When I sat down to write my article this week, I was torn on what to write about. I knew in the back of my head what I wanted to write about, but the final push came from an email that I received. As I sat comfortably in my bed, an email from the ASU Police flashed in the top right hand corner of my laptop. A sexual assault was reported on my campus. The most disturbing part about this is that it is not the first time at college that I have received an email like this, and it certainly won’t be the last.
From the moment we step onto a college campus, at orientation, they tell us that there is a one in five chance, as a female, to be sexually assaulted in our four years here. Great. One in five. For some perspective, there were twenty girls on my dorm floor last year. Simple math will tell you that one in four of those girls could potentially be a victim of sexual assault at some point during their college career. But really there’s no need to worry at all, because thanks to flyers and the internet, girls can read all about how not to get raped. What are some of the strategies I’ve heard?
- Don’t drink before going out, you’ll be off guard and an easier target.
- Don’t drink at the party because they may attempt to drug you.
- Don’t go to the bathroom alone, there might be someone waiting for you.
- Don’t wear anything that exposes too much, guys wont be able to control themselves when they catch a glimpse of your shoulder.
- Don’t ride alone to a party, you might never make it to the party.
- Don’t go outside alone with a guy.
- Come home before 12, nothing good happens after midnight.
- Take a safe ride to the library if it’s dark outside, you know how people get when the moon is out.
- Bring pepper spray to fight off attackers, since you are probably weak and therefore an easy target.
- Don’t flirt with a guy at a party, you might be leading him on.
(Side note, when I went to do research on statistics, the most popular google search was “how many sexual assault cases involve alcohol,” and “how many sexual assault reports are false” as if those are the issues here.)
And I’m sure there are more techniques.
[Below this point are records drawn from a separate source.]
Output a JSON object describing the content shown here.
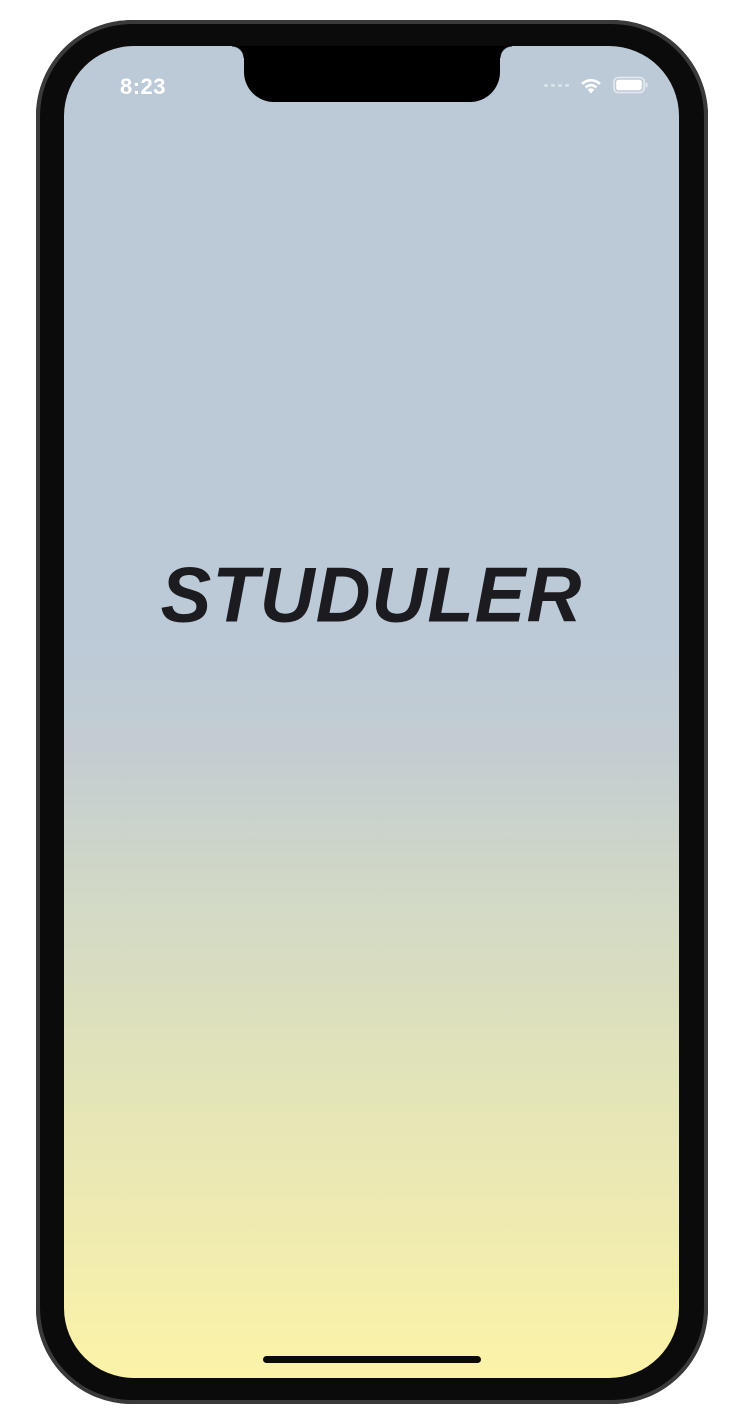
{
  "status_bar": {
    "time": "8:23",
    "signal_icon": "cellular-signal-icon",
    "wifi_icon": "wifi-icon",
    "battery_icon": "battery-icon"
  },
  "splash": {
    "title": "STUDULER"
  },
  "colors": {
    "gradient_top": "#bccad8",
    "gradient_bottom": "#fcf3a8",
    "title": "#1c1b20",
    "frame": "#0b0b0c"
  }
}
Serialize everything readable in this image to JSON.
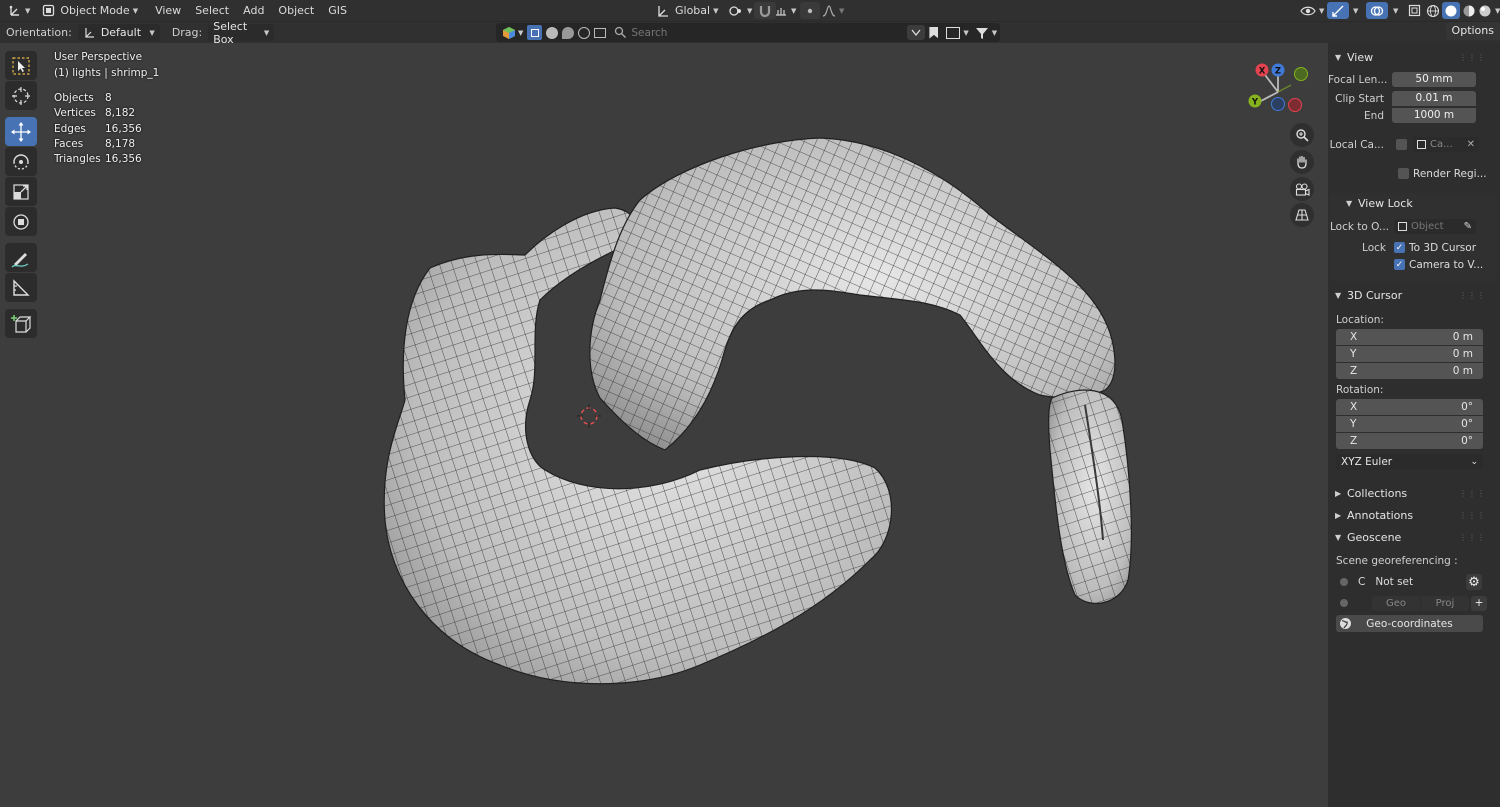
{
  "header": {
    "mode": "Object Mode",
    "menu": [
      "View",
      "Select",
      "Add",
      "Object",
      "GIS"
    ],
    "transform_orientation": "Global"
  },
  "tool_settings": {
    "orientation_label": "Orientation:",
    "orientation_value": "Default",
    "drag_label": "Drag:",
    "drag_value": "Select Box",
    "search_placeholder": "Search",
    "options_label": "Options"
  },
  "viewport": {
    "perspective": "User Perspective",
    "context": "(1) lights | shrimp_1",
    "stats": [
      {
        "label": "Objects",
        "value": "8"
      },
      {
        "label": "Vertices",
        "value": "8,182"
      },
      {
        "label": "Edges",
        "value": "16,356"
      },
      {
        "label": "Faces",
        "value": "8,178"
      },
      {
        "label": "Triangles",
        "value": "16,356"
      }
    ],
    "gizmo": {
      "x": "X",
      "y": "Y",
      "z": "Z"
    }
  },
  "sidebar": {
    "view": {
      "title": "View",
      "focal_label": "Focal Len...",
      "focal_value": "50 mm",
      "clip_start_label": "Clip Start",
      "clip_start_value": "0.01 m",
      "clip_end_label": "End",
      "clip_end_value": "1000 m",
      "local_camera_label": "Local Ca...",
      "local_camera_value": "Ca...",
      "render_region_label": "Render Regi..."
    },
    "view_lock": {
      "title": "View Lock",
      "lock_to_label": "Lock to O...",
      "lock_to_placeholder": "Object",
      "lock_label": "Lock",
      "to_cursor": "To 3D Cursor",
      "camera_to_view": "Camera to V..."
    },
    "cursor": {
      "title": "3D Cursor",
      "location_label": "Location:",
      "location": [
        {
          "axis": "X",
          "value": "0 m"
        },
        {
          "axis": "Y",
          "value": "0 m"
        },
        {
          "axis": "Z",
          "value": "0 m"
        }
      ],
      "rotation_label": "Rotation:",
      "rotation": [
        {
          "axis": "X",
          "value": "0°"
        },
        {
          "axis": "Y",
          "value": "0°"
        },
        {
          "axis": "Z",
          "value": "0°"
        }
      ],
      "rotation_mode": "XYZ Euler"
    },
    "collections": "Collections",
    "annotations": "Annotations",
    "geoscene": {
      "title": "Geoscene",
      "georef_label": "Scene georeferencing :",
      "crs_prefix": "C",
      "crs_value": "Not set",
      "geo_label": "Geo",
      "proj_label": "Proj",
      "geocoords_label": "Geo-coordinates"
    }
  },
  "colors": {
    "accent": "#4772b3",
    "viewport_bg": "#3d3d3d",
    "header_bg": "#303030",
    "axis_x": "#e2434f",
    "axis_y": "#86b21e",
    "axis_z": "#3f7ad8"
  }
}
And I’m sure that guys were told all of these things, too, right? Maybe instead of telling me that I’m not allowed to leave my room after dark on a weekend, you could tell those sexual predators to not drug me, or to learn self control, or respect women, or really have any sense of human decency. So maybe one day the students at App and students across the country don’t have to receive emails like this. Emails that make us imagine what it might be like to go through any of this and then have to find the courage to report to a system that hardly ever convicts rapists.
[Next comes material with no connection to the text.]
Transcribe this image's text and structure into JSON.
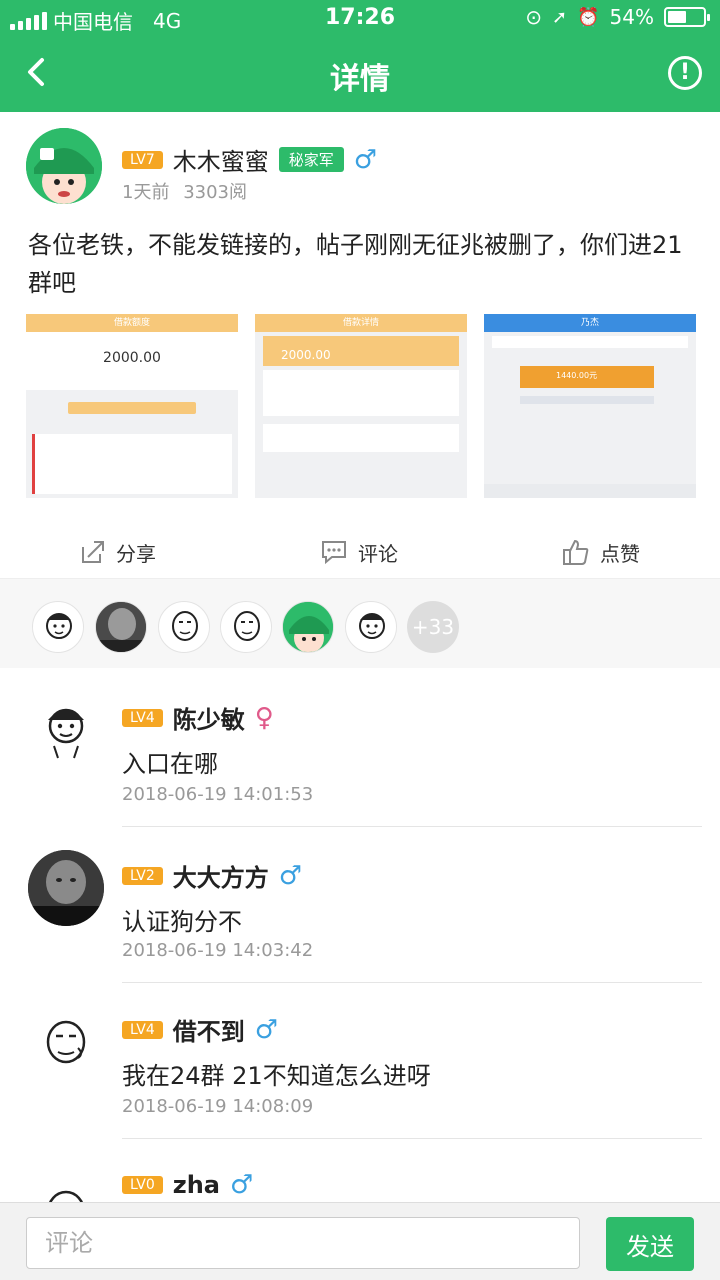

While we're on the subject, let's talk about a statistic that they seem to leave out. Maybe they leave it out because it discourages females to report sexual assaults, which I understand, but it sickens me to know how little sexual assault cases lead to a conviction. According to a new analysis by RAINN of Justice Department data, only three out of every 100 rapists will serve jail time. Three percent. I don’t know why it seems to be so difficult to prove that someone was sexually assaulted. I don’t know why the trial has to be just as damaging as the actual event. I don’t understand any of it. The laws are disgusting and unfair. They favor rapists. We unfortunately live in a world that genuinely believes that 20 percent of college aged females are crying rape. I feel like young adults are finally finding the strength to report sexual assaults, but statistics tell us that less than half will report. The terrifying part about that? With only half of victims reporting, who knows if one in five girls is even accurate.
The numbers are disturbing, but their effects on females are even worse. I once had a discussion with a male friend of mine about how walking from my car to my apartment can be scary. He was mind blown. But yes, walking from the inside of a grocery store to my car is scary, walking from my parking lot to my apartment is scary, walking to the library at night is scary, and walking outside of a fraternity party is scary. Nothing bad has ever happened to me in any of these scenarios, but that doesn’t mean the I haven’t heard of an instance when something did go wrong. I don’t want anyone to think that I live in constant fear, because that just isn’t true. But for victims of sexual abuse, that is their reality from that day forward. Oh, and another tip for eluding rapists is to not appear to be in fear, as that will make you an easier target. Got it, I’ll try that, thank you.
There is one positive that I can take away from receiving this email, I suppose. At least the school I go to is taking this girl seriously and informing other students. Last year, a documentary titled “The Hunting Ground” picked up a lot of speed and really got my blood boiling. I watched it with a friend and we were completely disgusted by how these top tier schools handled sexual assault reports. I don’t know exactly how Appalachian State processes such accusations, but I hope to God that it is nothing like those girls described. If you haven’t seen the film, I recommend it, it is something that we all need to be aware of. It is a depressing film, but it’s the reality that we live in.
Overall, I’m furious. I’m mad at the system for perpetuating sexual abuse. I’m mad at anyone who thinks that this kind of behavior is acceptable. I’m just mad. I can’t imagine what it must be like to be a victim of violence and be bombarded by the Brock Turner case or any other case before it. I can’t imagine what any of this must be like. All I know is I’m angry and I wont stop being angry until something is done about this. We need to stop looking at these girls and guys as statistics and start uncovering the problem with our society and those in charge of our safety. We just need to do something.